Another related issue is that the GOT may be tapping into an overconfidence that is specific to perception (given the nature of the task) that coincidentally captures a broad pattern of behaviors associated with overconfidence or other latent abilities. Even though participants are unaware of their performance on the task, this does not preclude them from applying a priori beliefs they perceive to be relevant when completing the GOT. Unescapably, it may not be feasible to fully address the role of previous experiences and beliefs even on a task (and stimulus) as novel as the adversarial images that we used. Nonetheless, we contend that the GOT provides a substantial improvement. Moreover, while the present work demonstrates that the GOT is predictive across several domains, it may not encapsulate all aspects of overconfidence.

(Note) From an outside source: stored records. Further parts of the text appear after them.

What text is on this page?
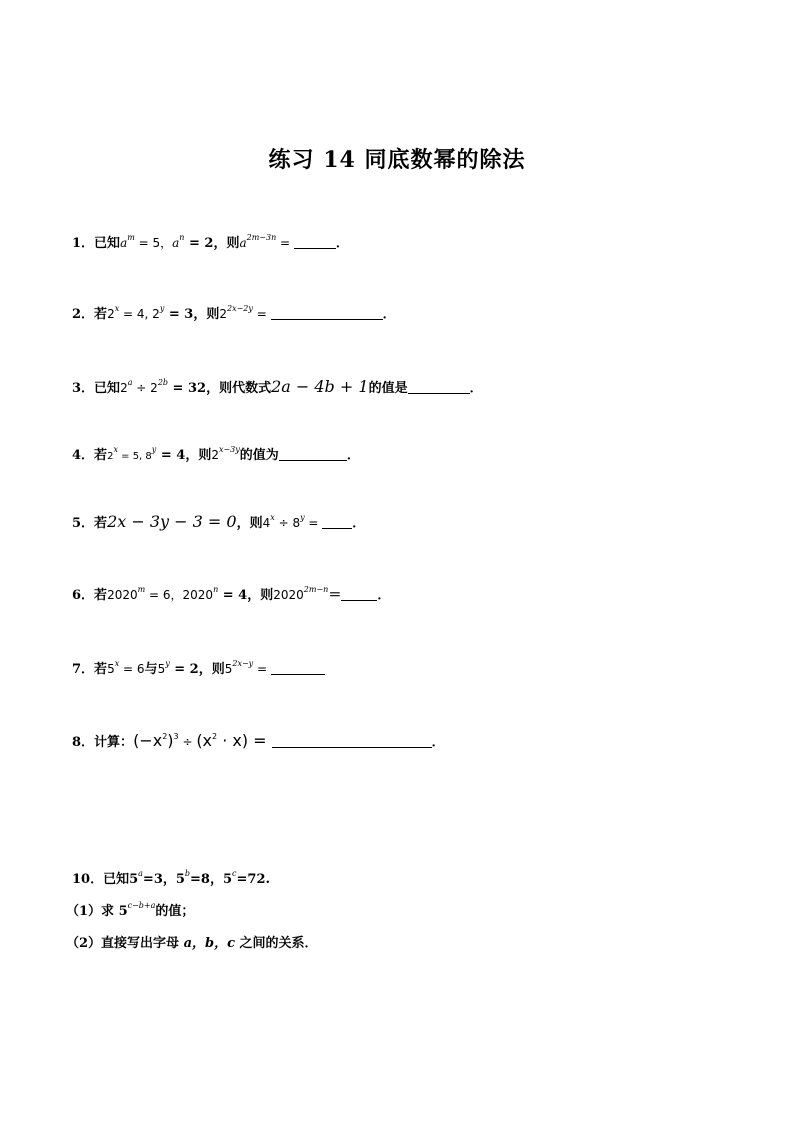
练习 14 同底数幂的除法
1．已知$a^m = 5$，$a^n = 2$，则$a^{2m-3n}$ =	．
2．若$2^x = 4$, $2^y = 3$，则$2^{2x-2y}$ =	．
3．已知$2^a \div 2^{2b} = 32$，则代数式2a − 4b + 1的值是	．
4．若$2^x = 5$, $8^y = 4$，则$2^{x-3y}$的值为	．
5．若2x − 3y − 3 = 0，则$4^x \div 8^y$ = ．
6．若$2020^m = 6$，$2020^n = 4$，则$2020^{2m-n}=$	．
7．若$5^x = 6$与$5^y = 2$，则$5^{2x-y}$ =
8．计算：$(-x^2)^3 \div (x^2 \cdot x)$ =	．
10．已知$5^a=3$，$5^b=8$，$5^c=72$.
（1）求 $5^{c-b+a}$的值；
（2）直接写出字母 a，b，c 之间的关系．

For instance, our focus was on ‘epistemically suspect beliefs’, but other areas, such as political extremism (Ortoleva and Snowberg, 2015) or anti-science beliefs (Light et al., 2022; Motta et al., 2018), would enhance our understanding of the breadth of overconfidence captured by the GOT. Exploring other sorts of tasks where familiarity and calibration are low would help expand our understanding as further work is required to validate the GOT as a measure of general overconfidence and how to interpret its findings.

Further, the test–retest reliability of a single-point estimate over 15 days is suggestive of an enduring nature of overconfidence, as one would suspect with a general overconfidence. Even with a single-item measure (i.e., estimated performance on the GOT), test–retest reliability was adequate and similar to that found with emotional and self-regulation (Beauchamp et al., 2017; Enkavi et al., 2019). Furthermore, aggregated confidence ratings met or exceeded other validated measures, showing that multiple responses greatly improved reliability. Yet, further work is needed to further develop and optimize the GOT and other measures that follow from this approach.

Normally, the presence of individual differences in task performance is accounted for by subtracting their scores from estimated performance. Although the GOT removes individual effects associated with ability on a given task, individual variation for the slope of the reverse calibration curve (i.e., subjective probability estimates as a function of objective probabilities; see Erev et al., 1994) remains unaccounted for. That is, it is unclear the proportion that the GOT captures a general overconfidence versus individual differences on the reverse calibration curve. For instance, if people differ in regression away from extreme values, it could produce differences in overconfidence on the GOT. Future work may focus on fixing performance at a higher level, as well at chance levels, to examine individual differences on the reverse calibration curve.

9. Conclusion

Do individual differences in overconfidence exist? We found that some individuals consistently overestimate their abilities, even when presented with a nonsensical task. Specifically, those who were overconfident were more likely to endorse epistemically suspect beliefs and displayed stable levels of confidence over 15 days. This has implications when considering the development of interventions aimed at stemming negative behavioral outcomes of overconfidence, including epistemically suspect beliefs. It is plausible that the efficacy of these interventions will be directly affected by the malleability (or rigidity) of one’s general tendency to be overconfident. Regardless, even in the absence of skill, it appears that being unaware is a hallmark of overconfidence.